SSB price is fixed. you can only redeem it at 100, there is no other price increase or whatever inversion with market interest rate.
Yes, and that's what makes them attractive for "deep" emergency reserve funds and for specific near-term savings goals such as weddings and home down payments/renovations. Also, if/when market interest rates rise you can "trade up" your lower yielding SSBs for higher yielding ones. You may need more than one month to do it since an attractive SSB can be oversubscribed, but you can eventually trade up.
Liquidity in generalized way is overrated. People need liquidity. But how much? In Singapore, liquidity can come in many ways. cash, credit cards, borrow from friends and/or relatives, load from banks etc.
I broadly agree with that. Maintaining
adequate liquidity is important. Maintaining
excessive liquidity is costly.
It's very strange how so many people seem to have few if any concerns about the massive liquidity hit involved in buying a home. But many of the same people balk at depositing $500 in CPF SA. Huh?

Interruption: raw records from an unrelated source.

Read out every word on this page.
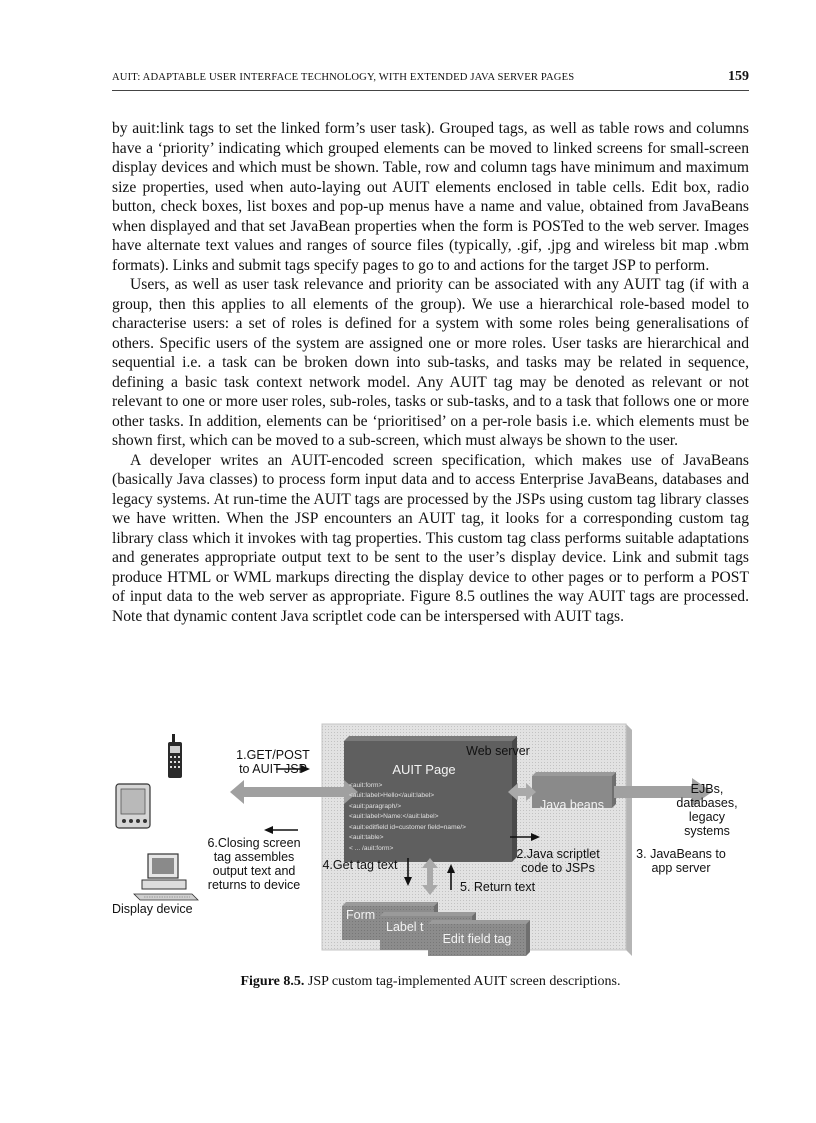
AUIT: ADAPTABLE USER INTERFACE TECHNOLOGY, WITH EXTENDED JAVA SERVER PAGES	159

by auit:link tags to set the linked form’s user task). Grouped tags, as well as table rows and columns have a ‘priority’ indicating which grouped elements can be moved to linked screens for small-screen display devices and which must be shown. Table, row and column tags have minimum and maximum size properties, used when auto-laying out AUIT elements enclosed in table cells. Edit box, radio button, check boxes, list boxes and pop-up menus have a name and value, obtained from JavaBeans when displayed and that set JavaBean properties when the form is POSTed to the web server. Images have alternate text values and ranges of source files (typically, .gif, .jpg and wireless bit map .wbm formats). Links and submit tags specify pages to go to and actions for the target JSP to perform.

Users, as well as user task relevance and priority can be associated with any AUIT tag (if with a group, then this applies to all elements of the group). We use a hierarchical role-based model to characterise users: a set of roles is defined for a system with some roles being generalisations of others. Specific users of the system are assigned one or more roles. User tasks are hierarchical and sequential i.e. a task can be broken down into sub-tasks, and tasks may be related in sequence, defining a basic task context network model. Any AUIT tag may be denoted as relevant or not relevant to one or more user roles, sub-roles, tasks or sub-tasks, and to a task that follows one or more other tasks. In addition, elements can be ‘prioritised’ on a per-role basis i.e. which elements must be shown first, which can be moved to a sub-screen, which must always be shown to the user.

A developer writes an AUIT-encoded screen specification, which makes use of JavaBeans (basically Java classes) to process form input data and to access Enterprise JavaBeans, databases and legacy systems. At run-time the AUIT tags are processed by the JSPs using custom tag library classes we have written. When the JSP encounters an AUIT tag, it looks for a corresponding custom tag library class which it invokes with tag properties. This custom tag class performs suitable adaptations and generates appropriate output text to be sent to the user’s display device. Link and submit tags produce HTML or WML markups directing the display device to other pages or to perform a POST of input data to the web server as appropriate. Figure 8.5 outlines the way AUIT tags are processed. Note that dynamic content Java scriptlet code can be interspersed with AUIT tags.

Web server
AUIT Page
<auit:form>
<auit:label>Hello</auit:label>
<auit:paragraph/>
<auit:label>Name:</auit:label>
<auit:editfield id=customer field=name/>
<auit:table>
< ... /auit:form>
Java beans
1.GET/POST
to AUIT JSP
EJBs,
databases,
legacy
systems
6.Closing screen
tag assembles
output text and
returns to device
4.Get tag text
2.Java scriptlet
code to JSPs
3. JavaBeans to
app server
5. Return text
Display device	Form
Label t
Edit field tag
Figure 8.5. JSP custom tag-implemented AUIT screen descriptions.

Do you need buy a refrigerator? do you need buy it now? These questions are more important than whether you can use CPF OA to buy it.
Here I disagree. CPF OA (before age 55 at least) has some liquidity constraints, and that's a meaningful distinction.
If your refrigerator breaks, CPF OA (before age 55) won't help. You really should have some day-to-day cash on hand to replace a major appliance if need be. That's logical and sensible.
"Buy Now, Pay Later" financing is getting more popular in Singapore and in other countries for that matter. There's some circumstantial evidence that some younger adults (in particular) are using this form of financing too often and too much. If you're using this form of financing because you cannot afford to buy the product otherwise, that's a problem in my view. If you're using this form of financing because it genuinely costs less than what you can earn on your cash, OK, fair enough.